An optimized correlation function estimator for galaxy surveys
Abstract
Measuring the two-point correlation function of the galaxies in the Universe gives access
to the underlying dark matter distribution, which is related to cosmological parameters
and to the physics of the primordial Universe. The estimation of the correlation function
for current galaxy surveys makes use of the Landy-Szalay estimator, which is supposed to
reach minimal variance. This is only true, however, for a vanishing correlation function.

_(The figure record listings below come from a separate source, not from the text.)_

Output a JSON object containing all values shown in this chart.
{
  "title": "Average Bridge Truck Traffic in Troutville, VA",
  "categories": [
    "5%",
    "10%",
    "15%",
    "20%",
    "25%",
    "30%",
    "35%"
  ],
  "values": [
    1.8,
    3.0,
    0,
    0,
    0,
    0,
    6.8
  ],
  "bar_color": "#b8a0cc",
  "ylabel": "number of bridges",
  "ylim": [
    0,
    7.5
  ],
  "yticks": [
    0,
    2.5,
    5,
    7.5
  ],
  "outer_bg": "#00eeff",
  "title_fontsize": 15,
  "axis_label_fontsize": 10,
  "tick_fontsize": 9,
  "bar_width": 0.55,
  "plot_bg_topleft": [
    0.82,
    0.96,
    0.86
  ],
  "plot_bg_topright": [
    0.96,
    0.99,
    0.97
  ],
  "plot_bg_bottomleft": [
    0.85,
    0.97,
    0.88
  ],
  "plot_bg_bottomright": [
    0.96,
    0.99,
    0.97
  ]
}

We study the Landy-Szalay estimator when these conditions are not fulfilled and propose a
new estimator that provides the smallest variance for a given survey geometry. Our
estimator is a linear combination of ratios between pair counts of data and/or random
catalogues (DD, RR, and DR). The optimal combination for a given geometry is determined by
using lognormal mock catalogues. The resulting estimator is biased in a model-dependent
way, but we propose a simple iterative procedure for obtaining an unbiased
model-independent estimator. Our method can be easily applied to any dataset and requires
few extra mock catalogues compared to the standard Landy-Szalay analysis. Using various
sets of simulated data (lognormal, second-order LPT, and N-body), we
obtain a 20–25% gain on the error bars on the two-point correlation function for the SDSS
geometry and ΛCDM correlation function. When applied to SDSS data (DR7 and DR9), we
achieve a similar gain on the correlation functions, which translates into a 10–15%
improvement over the estimation of the densities of matter Ωm and dark energy
ΩΛ in an open ΛCDM model. The constraints derived from DR7 data with our
estimator are similar to those obtained with the DR9 data and the Landy-Szalay estimator,
which covers a volume twice as large and has a density that is three times higher.